The reading wars are exhausting.
In my almost 20 years of being an educator, and long before I set foot in a classroom, we’ve been fighting over how to teach reading. In the early days, I learned about the “phonics vs. whole language” debate that had been raging for decades. Today, it’s the “Science of Reading vs. the cueing system” (an indictment of Fountas & Pinnell Guided Reading and the Lucy Calkins Reader’s Workshop Units of Study), or sometimes even “Balanced Literacy vs. Structured Literacy.” All important discussions. And yet, the fight always seems the same: “No, THIS is the right way to teach reading and THAT is wrong.”
As we continue to fight over whether teaching systematic phonics and word study is essential (TLDR: it is), it pulls time, energy and focus away from doing the actual work of learning about the students in front of us and what they need. The decades-old argument can spark fear and confusion for teachers and families. Whether intended or not, that response distracts us from a lot else that is important — such as thinking more deeply about what it means to provide effective literacy instruction for lots of different kinds of learners and how the curricula we have access to is and is not meeting those needs.
We are having the wrong conversations.
It’s time we move beyond bickering about the mountain of research that says students need explicit, systematic phonics instruction.
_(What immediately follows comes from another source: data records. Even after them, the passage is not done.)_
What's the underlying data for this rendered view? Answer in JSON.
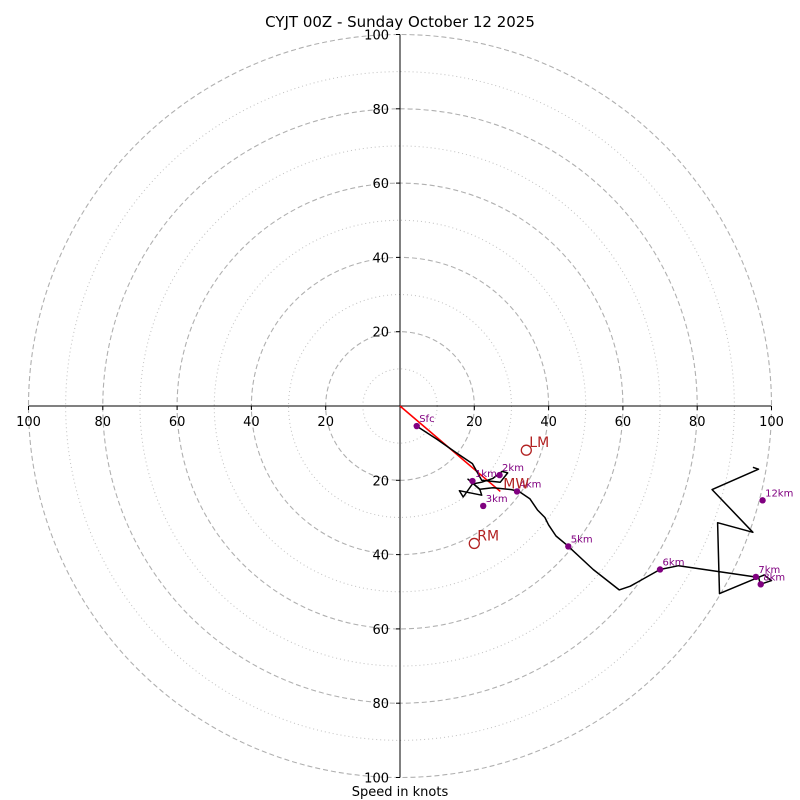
{
  "chart_data": {
    "type": "hodograph",
    "title": "CYJT 00Z - Sunday October 12 2025",
    "xlabel": "Speed in knots",
    "units": "knots",
    "xlim": [
      -100,
      100
    ],
    "ylim": [
      -100,
      100
    ],
    "ring_major": [
      20,
      40,
      60,
      80,
      100
    ],
    "ring_minor": [
      10,
      30,
      50,
      70,
      90
    ],
    "x_ticks": [
      {
        "v": -100,
        "label": "100"
      },
      {
        "v": -80,
        "label": "80"
      },
      {
        "v": -60,
        "label": "60"
      },
      {
        "v": -40,
        "label": "40"
      },
      {
        "v": -20,
        "label": "20"
      },
      {
        "v": 20,
        "label": "20"
      },
      {
        "v": 40,
        "label": "40"
      },
      {
        "v": 60,
        "label": "60"
      },
      {
        "v": 80,
        "label": "80"
      },
      {
        "v": 100,
        "label": "100"
      }
    ],
    "y_ticks": [
      {
        "v": 100,
        "label": "100"
      },
      {
        "v": 80,
        "label": "80"
      },
      {
        "v": 60,
        "label": "60"
      },
      {
        "v": 40,
        "label": "40"
      },
      {
        "v": 20,
        "label": "20"
      },
      {
        "v": -20,
        "label": "20"
      },
      {
        "v": -40,
        "label": "40"
      },
      {
        "v": -60,
        "label": "60"
      },
      {
        "v": -80,
        "label": "80"
      },
      {
        "v": -100,
        "label": "100"
      }
    ],
    "trace": [
      [
        4.5,
        -5.4
      ],
      [
        10,
        -9
      ],
      [
        15,
        -12.5
      ],
      [
        19.5,
        -15.5
      ],
      [
        22,
        -20
      ],
      [
        27,
        -20.5
      ],
      [
        29,
        -18
      ],
      [
        27.5,
        -17.6
      ],
      [
        25,
        -19.5
      ],
      [
        22,
        -20.5
      ],
      [
        19.5,
        -21
      ],
      [
        17,
        -24.5
      ],
      [
        16,
        -22.8
      ],
      [
        22,
        -24
      ],
      [
        21.5,
        -22.5
      ],
      [
        18.3,
        -19.7
      ],
      [
        21.5,
        -22.4
      ],
      [
        25,
        -22
      ],
      [
        30,
        -22.5
      ],
      [
        32,
        -23
      ],
      [
        35,
        -25
      ],
      [
        37,
        -28
      ],
      [
        39,
        -30
      ],
      [
        40,
        -32
      ],
      [
        42,
        -35
      ],
      [
        45,
        -37.5
      ],
      [
        52,
        -44
      ],
      [
        59,
        -49.5
      ],
      [
        62,
        -48.5
      ],
      [
        70,
        -44
      ],
      [
        75,
        -43
      ],
      [
        95.5,
        -46
      ],
      [
        96.5,
        -46
      ],
      [
        97,
        -48
      ],
      [
        100,
        -47
      ],
      [
        98,
        -45.5
      ],
      [
        86,
        -50.5
      ],
      [
        85.5,
        -31.4
      ],
      [
        95,
        -34
      ],
      [
        84,
        -22.5
      ],
      [
        96.5,
        -17
      ],
      [
        95,
        -16.5
      ]
    ],
    "labeled_points": [
      {
        "label": "Sfc",
        "x": 4.5,
        "y": -5.4
      },
      {
        "label": "1km",
        "x": 19.5,
        "y": -20.2
      },
      {
        "label": "2km",
        "x": 26.8,
        "y": -18.6
      },
      {
        "label": "3km",
        "x": 22.4,
        "y": -26.9
      },
      {
        "label": "4km",
        "x": 31.5,
        "y": -23.0
      },
      {
        "label": "5km",
        "x": 45.3,
        "y": -37.8
      },
      {
        "label": "6km",
        "x": 70.0,
        "y": -44.0
      },
      {
        "label": "7km",
        "x": 95.8,
        "y": -46.0
      },
      {
        "label": "8km",
        "x": 97.1,
        "y": -48.0
      },
      {
        "label": "12km",
        "x": 97.6,
        "y": -25.4
      }
    ],
    "storm_motion": [
      {
        "label": "LM",
        "x": 34.0,
        "y": -11.9
      },
      {
        "label": "MW",
        "x": 27.0,
        "y": -23.0
      },
      {
        "label": "RM",
        "x": 20.0,
        "y": -37.0
      }
    ],
    "red_vector": {
      "from": [
        0,
        0
      ],
      "to": [
        27.0,
        -23.0
      ]
    },
    "colors": {
      "trace": "#000000",
      "points": "#800080",
      "storm_motion": "#b22222",
      "vector": "#ff0000",
      "rings": "#b0b0b0"
    }
  }
}
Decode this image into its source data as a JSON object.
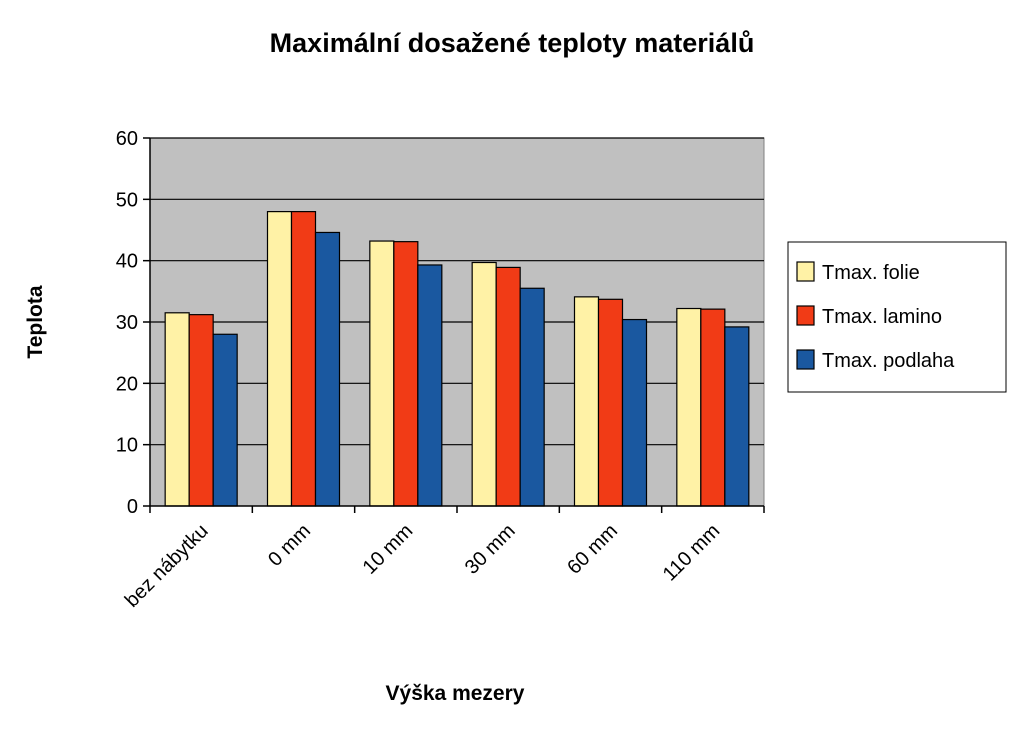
{
  "chart_data": {
    "type": "bar",
    "title": "Maximální dosažené teploty materiálů",
    "xlabel": "Výška mezery",
    "ylabel": "Teplota",
    "categories": [
      "bez nábytku",
      "0 mm",
      "10 mm",
      "30 mm",
      "60 mm",
      "110 mm"
    ],
    "series": [
      {
        "name": "Tmax. folie",
        "color": "#FFF2A6",
        "values": [
          31.5,
          48.0,
          43.2,
          39.7,
          34.1,
          32.2
        ]
      },
      {
        "name": "Tmax. lamino",
        "color": "#F13B16",
        "values": [
          31.2,
          48.0,
          43.1,
          38.9,
          33.7,
          32.1
        ]
      },
      {
        "name": "Tmax. podlaha",
        "color": "#1A58A0",
        "values": [
          28.0,
          44.6,
          39.3,
          35.5,
          30.4,
          29.2
        ]
      }
    ],
    "ylim": [
      0,
      60
    ],
    "yticks": [
      0,
      10,
      20,
      30,
      40,
      50,
      60
    ],
    "grid": true,
    "plot_background": "#C0C0C0",
    "legend_position": "right"
  }
}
It IS egregious that some classrooms across the country still do not have this vital component of literacy instruction. But I will neither demonize an entire curriculum nor remain loyal to only one, because the sad truth is that I’ve yet to see a literacy curriculum that had all the elements I wanted and needed to effectively teach each of my students to read and write. I value a number of research-based approaches and have had to learn how to weave them together to meet the needs demonstrated by each student and to think critically about which tools and instructional approaches I need to employ and when. This is what the neverending reading wars are missing: the importance of moving forward so that all teachers, administrators and folks who work at schools have the time and skills to interrogate the curriculum available to them and more deeply understand what they have access to — what is effective and what isn’t, what students respond to and what they don’t, what meets their needs and what doesn’t.
Let’s reorient the reading conversation and highlight the deeper questions we are often not asking: Who is my student as a reader and what do they need next? How do I know? What is missing from the teaching materials currently available to me if I am to meet my students’ needs? How do I know? How do I get what’s missing?
Over the next few months, this blog series will begin to unpack these questions and explore how we can evaluate reading curricula, along with a deeper dive into the student-centered conversations I know so many teachers want to be having about teaching literacy. Teaching, especially teaching students how to read, is complex. But I think educators can more than handle the complexity if we move beyond this old battleground.